Court Opinion

ID: 3660911
Source: CourtListenerOpinion
Date Created: 2016-07-06 06:12:30.580184+00
Date Added: 2024-06-11T14:28:45.033742
License: Public Domain

When this case was here before, 129 N.C. 146, it was held that the administrator of the judgment debtor could not be ordered to sell the land to make assets, because the judgment debtor had conveyed the land (subject, of course, to judgment liens), and there was nothing left in the judgment debtor which could be sold by his administrator, and that the remedy justified by the pleadings, though not prayed for, was a judgment directing the property to be sold under the judgment lien. All the parties being before the Court, the Court refused to dismiss the action, but remanded it, that a proper judgment should be entered. It was expressly stated that "if by lapse of time the plaintiff's judgment lien had been lost, the benefit would have accrued to Hatton's vendee (defendant Davenport), and not to Hatton's heirs at law." That decision was only upon the form of relief, and did not pass upon any defense which might be set up to the merits in seeking that relief.
Upon the cause being called at the first term after the opinion had been certified down, the defendant Davenport relied upon his plea, not before passed upon, that the relief of selling the land under the lien is barred by the lapse of time.

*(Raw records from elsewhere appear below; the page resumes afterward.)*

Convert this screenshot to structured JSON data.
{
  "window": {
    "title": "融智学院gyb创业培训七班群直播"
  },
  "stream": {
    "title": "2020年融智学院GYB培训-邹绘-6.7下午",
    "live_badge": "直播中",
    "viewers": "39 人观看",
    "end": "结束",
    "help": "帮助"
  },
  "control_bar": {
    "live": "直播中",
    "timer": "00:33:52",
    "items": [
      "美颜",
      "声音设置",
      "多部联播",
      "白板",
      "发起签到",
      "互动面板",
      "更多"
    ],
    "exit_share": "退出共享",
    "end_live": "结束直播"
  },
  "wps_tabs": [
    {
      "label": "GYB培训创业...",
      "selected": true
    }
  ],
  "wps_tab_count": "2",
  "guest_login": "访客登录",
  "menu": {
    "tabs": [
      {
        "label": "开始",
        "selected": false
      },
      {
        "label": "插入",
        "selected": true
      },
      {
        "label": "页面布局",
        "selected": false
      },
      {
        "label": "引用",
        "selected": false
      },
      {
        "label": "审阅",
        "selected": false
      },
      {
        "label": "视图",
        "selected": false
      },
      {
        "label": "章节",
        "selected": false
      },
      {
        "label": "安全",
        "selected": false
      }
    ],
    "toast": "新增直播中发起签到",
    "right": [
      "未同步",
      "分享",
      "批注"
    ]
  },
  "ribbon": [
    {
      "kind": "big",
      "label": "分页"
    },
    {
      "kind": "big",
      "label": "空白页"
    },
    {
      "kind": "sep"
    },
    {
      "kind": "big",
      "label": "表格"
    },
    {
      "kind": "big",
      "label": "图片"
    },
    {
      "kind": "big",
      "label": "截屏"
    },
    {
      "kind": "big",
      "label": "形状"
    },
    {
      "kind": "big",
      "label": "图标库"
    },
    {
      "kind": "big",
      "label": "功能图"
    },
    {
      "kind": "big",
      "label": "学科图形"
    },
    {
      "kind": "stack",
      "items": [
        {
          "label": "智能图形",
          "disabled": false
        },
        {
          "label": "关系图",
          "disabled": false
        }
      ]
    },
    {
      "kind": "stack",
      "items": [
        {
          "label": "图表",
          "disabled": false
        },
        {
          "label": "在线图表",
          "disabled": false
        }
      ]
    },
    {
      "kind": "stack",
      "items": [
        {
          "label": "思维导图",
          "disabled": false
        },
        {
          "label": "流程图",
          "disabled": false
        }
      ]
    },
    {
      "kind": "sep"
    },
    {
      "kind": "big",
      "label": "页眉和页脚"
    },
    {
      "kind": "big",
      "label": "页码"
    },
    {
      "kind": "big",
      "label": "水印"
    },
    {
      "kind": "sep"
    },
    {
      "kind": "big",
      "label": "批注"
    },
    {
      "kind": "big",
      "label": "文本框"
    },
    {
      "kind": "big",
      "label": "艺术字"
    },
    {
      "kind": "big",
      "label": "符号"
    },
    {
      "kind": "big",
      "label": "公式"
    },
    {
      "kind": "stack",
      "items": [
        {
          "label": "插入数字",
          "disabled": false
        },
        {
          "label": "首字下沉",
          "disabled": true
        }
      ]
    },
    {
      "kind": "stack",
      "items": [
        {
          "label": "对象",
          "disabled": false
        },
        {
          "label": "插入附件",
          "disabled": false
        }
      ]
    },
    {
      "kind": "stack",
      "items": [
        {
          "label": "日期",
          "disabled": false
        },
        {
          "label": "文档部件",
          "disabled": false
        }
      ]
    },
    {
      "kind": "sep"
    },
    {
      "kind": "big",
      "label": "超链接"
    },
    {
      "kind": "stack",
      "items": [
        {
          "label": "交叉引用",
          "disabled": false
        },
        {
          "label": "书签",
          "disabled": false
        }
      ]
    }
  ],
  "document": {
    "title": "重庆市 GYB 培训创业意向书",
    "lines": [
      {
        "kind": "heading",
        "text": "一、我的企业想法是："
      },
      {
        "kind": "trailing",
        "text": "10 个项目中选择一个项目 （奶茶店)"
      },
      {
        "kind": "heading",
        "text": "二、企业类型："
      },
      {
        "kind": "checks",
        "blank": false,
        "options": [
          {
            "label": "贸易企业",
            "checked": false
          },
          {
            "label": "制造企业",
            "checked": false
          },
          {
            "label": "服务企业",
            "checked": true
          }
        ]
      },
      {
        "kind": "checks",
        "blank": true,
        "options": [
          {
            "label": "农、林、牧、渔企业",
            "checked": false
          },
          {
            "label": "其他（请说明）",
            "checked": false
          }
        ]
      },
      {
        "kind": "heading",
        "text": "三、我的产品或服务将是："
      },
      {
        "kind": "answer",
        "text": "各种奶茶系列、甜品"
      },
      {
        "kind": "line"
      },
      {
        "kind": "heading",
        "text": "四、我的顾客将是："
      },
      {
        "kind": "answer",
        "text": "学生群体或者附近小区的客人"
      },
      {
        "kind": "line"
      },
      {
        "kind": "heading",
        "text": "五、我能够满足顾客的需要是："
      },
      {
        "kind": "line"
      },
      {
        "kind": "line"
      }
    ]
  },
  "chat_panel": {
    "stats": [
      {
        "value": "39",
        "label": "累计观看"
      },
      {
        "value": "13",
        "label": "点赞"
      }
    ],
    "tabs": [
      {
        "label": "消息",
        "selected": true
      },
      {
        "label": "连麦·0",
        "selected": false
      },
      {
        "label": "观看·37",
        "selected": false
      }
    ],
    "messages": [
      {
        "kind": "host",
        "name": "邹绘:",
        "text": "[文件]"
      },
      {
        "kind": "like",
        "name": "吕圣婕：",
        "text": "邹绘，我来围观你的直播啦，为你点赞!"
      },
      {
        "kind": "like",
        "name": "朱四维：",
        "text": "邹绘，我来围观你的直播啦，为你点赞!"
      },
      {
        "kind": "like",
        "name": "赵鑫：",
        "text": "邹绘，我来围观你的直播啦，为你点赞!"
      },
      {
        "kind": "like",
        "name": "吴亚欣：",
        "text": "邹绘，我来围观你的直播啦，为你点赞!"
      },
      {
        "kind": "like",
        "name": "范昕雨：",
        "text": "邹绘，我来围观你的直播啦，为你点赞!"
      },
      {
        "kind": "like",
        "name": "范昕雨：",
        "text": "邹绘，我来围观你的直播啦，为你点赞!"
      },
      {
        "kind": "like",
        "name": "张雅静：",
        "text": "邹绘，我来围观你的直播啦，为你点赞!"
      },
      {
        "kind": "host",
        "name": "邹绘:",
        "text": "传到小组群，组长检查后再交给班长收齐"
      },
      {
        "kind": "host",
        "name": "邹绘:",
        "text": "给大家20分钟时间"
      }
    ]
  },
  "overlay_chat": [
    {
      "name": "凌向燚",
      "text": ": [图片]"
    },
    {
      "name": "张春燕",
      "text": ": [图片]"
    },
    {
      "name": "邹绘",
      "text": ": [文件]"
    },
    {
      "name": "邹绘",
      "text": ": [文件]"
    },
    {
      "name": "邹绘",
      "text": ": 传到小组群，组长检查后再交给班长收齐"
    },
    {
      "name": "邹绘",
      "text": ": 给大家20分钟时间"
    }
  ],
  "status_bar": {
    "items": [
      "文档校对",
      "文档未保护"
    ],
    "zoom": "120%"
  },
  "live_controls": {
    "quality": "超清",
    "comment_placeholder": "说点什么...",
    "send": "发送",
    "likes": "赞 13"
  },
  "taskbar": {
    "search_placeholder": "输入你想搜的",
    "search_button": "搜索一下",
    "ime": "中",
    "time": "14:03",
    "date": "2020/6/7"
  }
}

The judgment whose lien is here sought to be enforced was docketed 21 December, 1889, the land was conveyed to J. R. Davenport, as has been found by a verdict in this cause between these parties, for value and without notice of any fraud. This proceeding was begun 22 August, 1899, and the lien thereof has long since *Page 64 
expired. A purchaser under a decree of sale, if now ordered, would get no title. The point is expressly decided, Pipkin v. Adams, 114 N.C. 201.
The point now presented, as already stated, was not raised in the former opinion, which passed only upon the appropriate form of (91)  relief, and not upon defenses to the merits, and the matter is not  res judicata.
There is
Error.
Cited: King v. Powell, 131 N.C. 826; Brick v. R. R., 145 N.C. 205;Blow v. Harding, 161 N.C. 376.